Ho amato musica e foreste per il mestiere che scelsi.
Ho avuto paura soltanto la volta dei lupi e della neve.
Per il resto, mi piaceva camminare nei boschi e accarezzare le cortecce degli alberi. Mi piaceva andarci da solo, e anzi: ho scelto quel mestiere proprio per andarci da solo.
Soprattutto da giovane, credevo di avere troppo poco silenzio per me. Non è che non mi piacesse la gente, questo no. Ma non mi piace il rumore che fa.
È talmente alto che non riesci più a dare ascolto a te stesso.
Durante la Grande Guerra, mentre la gente cercava il modo migliore per alzare la voce, io scelsi il silenzio buono delle foreste. Non sarei mai potuto andare al fronte, questa gamba zoppa a qualcosa è servita.
Il mio tacere era la costruzione di una musica. La costruzione di tutte le musiche, di ogni orchestra da qui a Vienna, dei violini e dei pianoforti a coda, delle chitarre spagnole e dei banjos americani. Per preparare tutta la musica del mondo occorre un enorme silenzio: io andavo nelle foreste. Facevo il liutaio. Avevo un laboratorio e costruivo tutto da solo, ma il bello è scegliere il legno. Il laboratorio ce l’ha anche il falegname, però a lui del silenzio non importa.

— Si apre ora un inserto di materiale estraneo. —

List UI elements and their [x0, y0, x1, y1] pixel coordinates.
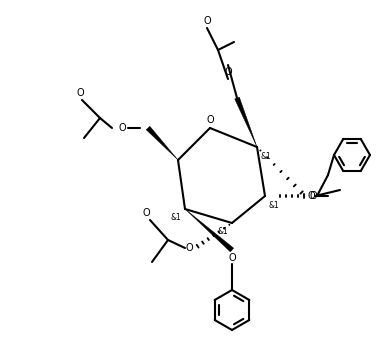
Text: O: O: [224, 67, 232, 77]
Text: &1: &1: [269, 201, 279, 210]
Text: O: O: [203, 16, 211, 26]
Text: &1: &1: [171, 212, 181, 221]
Text: O: O: [76, 88, 84, 98]
Text: O: O: [142, 208, 150, 218]
Text: O: O: [206, 115, 214, 125]
Polygon shape: [146, 126, 178, 160]
Polygon shape: [235, 97, 257, 147]
Text: O: O: [307, 191, 315, 201]
Text: O: O: [309, 191, 317, 201]
Text: O: O: [118, 123, 126, 133]
Text: O: O: [185, 243, 193, 253]
Text: &1: &1: [218, 228, 229, 237]
Text: &1: &1: [261, 152, 271, 161]
Polygon shape: [185, 209, 234, 252]
Text: O: O: [228, 253, 236, 263]
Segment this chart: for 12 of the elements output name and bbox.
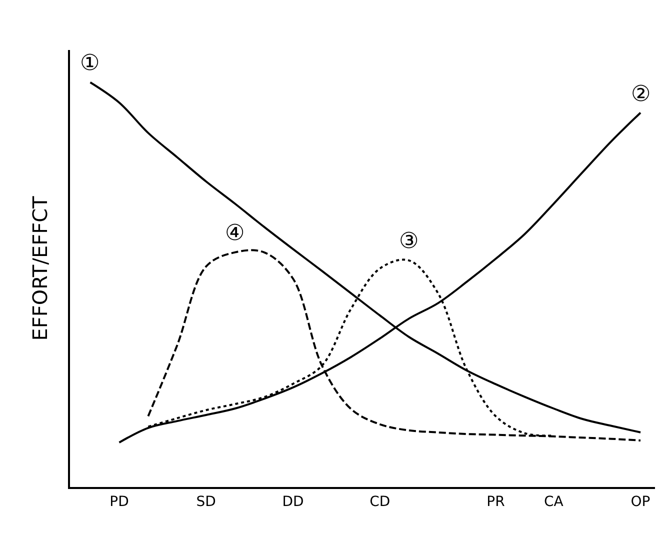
x-tick-label: CD — [370, 494, 390, 510]
x-tick-label: CA — [544, 494, 564, 510]
series-label: ④ — [225, 221, 245, 246]
x-tick-label: PD — [110, 494, 129, 510]
x-tick-label: SD — [196, 494, 216, 510]
series-label: ① — [80, 51, 100, 76]
x-tick-label: DD — [282, 494, 304, 510]
series-label: ② — [631, 82, 651, 107]
x-tick-label: PR — [486, 494, 506, 510]
y-axis-title: EFFORT/EFFCT — [28, 195, 52, 341]
x-tick-label: OP — [630, 494, 650, 510]
series-label: ③ — [399, 229, 419, 254]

Non ho mai voluto che la gente non facesse rumore.
Volevo che imparasse ad ascoltare. Ero giovane, troppo giovane: costruire strumenti musicali perché a parlare sia unicamente la musica, così credevo. Non ho mai cambiato nessuno, attorno a me c’è sempre stato il frastuono dei pensieri di genti confuse. Ma ho visto dei musicisti suonare divinamente i miei strumenti, e la gente in prima fila stare muta, con la bocca spalancata per la meraviglia.
Tutta quella musica, eppure un sacco di silenzio. Questo, volevo.
Ecco, scegliere con cura il mio mestiere è stato un modo di salvare la mia vita da una banalità soffocante.